Consider $\mathbb{R}^4$ and $\mathbb{R}^2$ as $\mathbb{R}$-vector spaces in the usual way. Let $\varphi : \mathbb{R}^4 \rightarrow \mathbb{R}^2$ be the linear transformation such that $\varphi(1,0,0,0) = (1,-1)$, $\varphi(1,-1,0,0) = (0,0)$, $\varphi(1,-1,1,0) = (1,-1)$, and $\varphi(1,-1,1,-1) = (0,0)$. Find bases for the image and kernel of $\varphi$.

We will use the strategy given in this previous exercise.

Letting $f_1 = (1,0,0,0)$, $f_2 = (1,-1,0,0)$, $f_3 = (1,-1,1,0)$, and $f_4 = (1,-1,1,-1)$ and letting $e_i$ denote the standard basis vectors, we evidently have $e_1 = f_1$, $e_2 = f_1 - f_2$, $e_3 = f_3 - f_2$, and $e_4 = f_3 - f_4$. Thus $\varphi(e_1) = (1,-1)$, $\varphi(e_2) = (1,-1)$, $\varphi(e_3) = (1,-1)$, and $\varphi(e_4) = (1,-1)$.

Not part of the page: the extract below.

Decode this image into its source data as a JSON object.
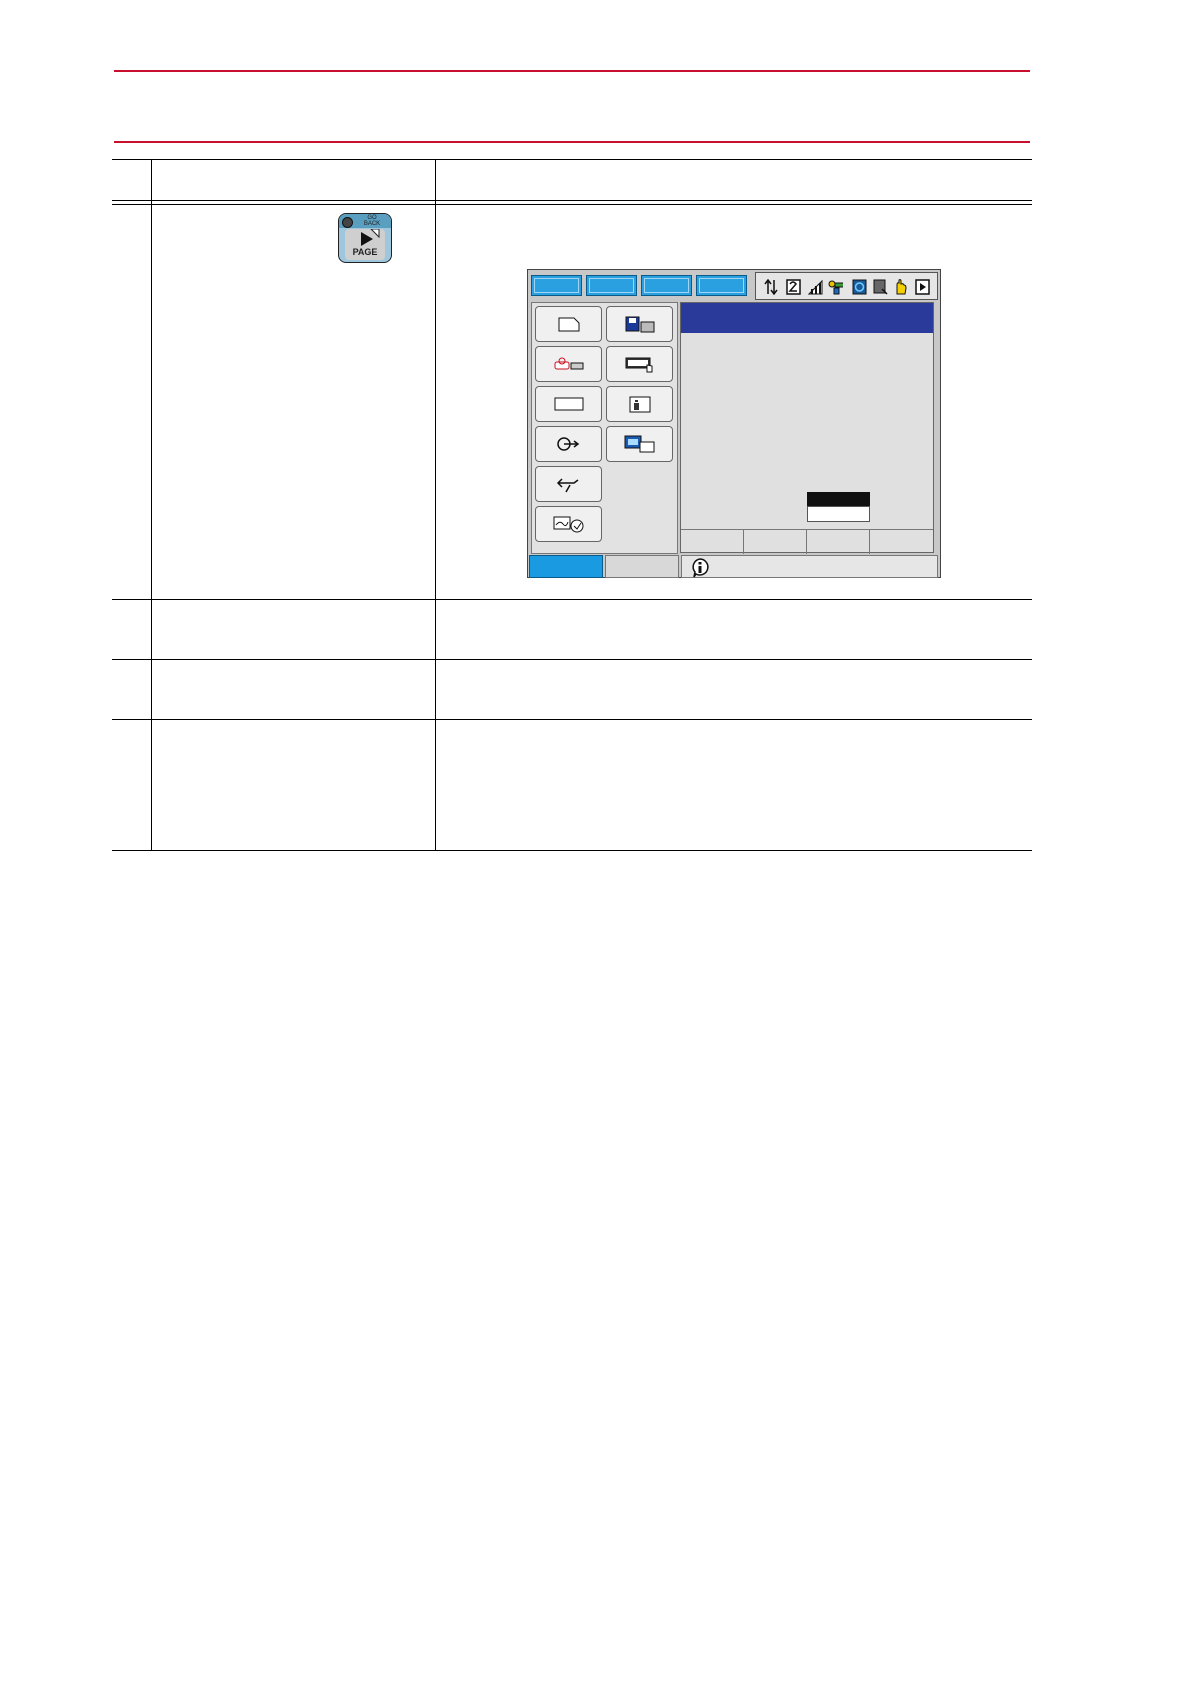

Thus the matrix of $\varphi$ with respect to the standard bases is $A = \left[ \begin{array}{cccc} 1 & 1 & 1 & 1 \\ \text{-}1 & \text{-}1 & \text{-}1 & \text{-}1 \end{array} \right]$. The reduced row echelon form $A$ is then $A^\prime = \left[ \begin{array}{cccc} 1 & 1 & 1 & 1 \\ 0 & 0 & 0 & 0 \end{array} \right]$. Since only the first column of $A^\prime$ is pivotal, the image of $\varphi$ is spanned by $(1,-1)$, which is certainly a basis.

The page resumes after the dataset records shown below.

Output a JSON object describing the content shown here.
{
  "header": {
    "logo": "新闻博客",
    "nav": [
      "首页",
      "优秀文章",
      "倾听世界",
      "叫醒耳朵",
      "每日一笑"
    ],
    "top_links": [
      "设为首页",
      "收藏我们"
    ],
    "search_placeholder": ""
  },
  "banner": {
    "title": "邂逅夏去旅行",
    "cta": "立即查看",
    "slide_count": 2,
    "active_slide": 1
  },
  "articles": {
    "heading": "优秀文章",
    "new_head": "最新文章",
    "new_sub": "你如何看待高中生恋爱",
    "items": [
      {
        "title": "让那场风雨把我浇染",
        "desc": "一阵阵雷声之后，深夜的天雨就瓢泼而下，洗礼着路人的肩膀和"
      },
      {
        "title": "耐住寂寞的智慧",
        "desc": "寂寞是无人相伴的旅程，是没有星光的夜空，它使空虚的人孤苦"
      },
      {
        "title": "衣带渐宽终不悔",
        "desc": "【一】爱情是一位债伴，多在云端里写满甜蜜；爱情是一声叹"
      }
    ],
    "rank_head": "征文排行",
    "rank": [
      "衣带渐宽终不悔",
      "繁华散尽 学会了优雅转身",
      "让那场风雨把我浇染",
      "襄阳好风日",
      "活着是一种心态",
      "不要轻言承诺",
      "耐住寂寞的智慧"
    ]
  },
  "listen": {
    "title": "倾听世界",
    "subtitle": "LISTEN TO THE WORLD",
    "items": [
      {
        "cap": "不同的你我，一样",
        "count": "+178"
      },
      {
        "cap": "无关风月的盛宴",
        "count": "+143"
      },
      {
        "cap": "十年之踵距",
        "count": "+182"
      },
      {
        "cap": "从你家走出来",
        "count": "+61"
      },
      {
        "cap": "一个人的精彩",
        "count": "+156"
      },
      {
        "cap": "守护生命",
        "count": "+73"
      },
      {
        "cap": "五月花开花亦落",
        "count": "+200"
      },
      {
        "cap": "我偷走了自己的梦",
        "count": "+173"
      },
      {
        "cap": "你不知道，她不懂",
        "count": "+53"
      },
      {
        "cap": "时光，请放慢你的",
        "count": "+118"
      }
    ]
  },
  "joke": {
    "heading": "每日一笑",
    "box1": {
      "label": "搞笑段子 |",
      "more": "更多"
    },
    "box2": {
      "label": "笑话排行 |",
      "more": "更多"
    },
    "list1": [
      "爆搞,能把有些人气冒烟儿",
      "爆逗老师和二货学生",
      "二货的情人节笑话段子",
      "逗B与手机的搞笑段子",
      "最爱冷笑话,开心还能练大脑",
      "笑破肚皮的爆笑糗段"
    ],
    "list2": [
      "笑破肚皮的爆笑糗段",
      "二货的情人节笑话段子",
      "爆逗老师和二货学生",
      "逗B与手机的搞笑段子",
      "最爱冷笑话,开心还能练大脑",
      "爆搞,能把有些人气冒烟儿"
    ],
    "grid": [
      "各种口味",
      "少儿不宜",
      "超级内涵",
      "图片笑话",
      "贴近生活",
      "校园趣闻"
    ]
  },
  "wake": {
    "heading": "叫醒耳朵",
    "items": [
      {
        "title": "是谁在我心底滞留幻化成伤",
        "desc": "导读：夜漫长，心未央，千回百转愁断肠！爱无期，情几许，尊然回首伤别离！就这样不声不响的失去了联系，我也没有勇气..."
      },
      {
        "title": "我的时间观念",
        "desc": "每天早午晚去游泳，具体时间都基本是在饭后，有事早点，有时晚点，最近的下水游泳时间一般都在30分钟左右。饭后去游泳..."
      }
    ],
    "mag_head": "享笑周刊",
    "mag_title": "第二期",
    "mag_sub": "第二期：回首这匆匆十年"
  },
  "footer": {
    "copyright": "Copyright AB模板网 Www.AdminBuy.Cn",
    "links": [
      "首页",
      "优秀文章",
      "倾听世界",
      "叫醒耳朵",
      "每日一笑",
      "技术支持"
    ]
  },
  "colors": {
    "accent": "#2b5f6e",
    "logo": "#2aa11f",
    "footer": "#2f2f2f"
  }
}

The solutions of $A^\prime X = 0$ have the form $X(x_2,x_3,x_4) = \left[ \begin{array}{c} -x_2-x_3-x_4 \\ x_2 \\ x_3 \\ x_4 \end{array} \right]$. Letting $(x_2,x_3,x_4) \in \{(1,0,0),(0,1,0),(0,0,1)\}$, we see that the set $\{(-1,1,0,0),(-1,0,1,0),(-1,0,0,1)\}$ is a basis for $\mathsf{ker}\ \varphi$.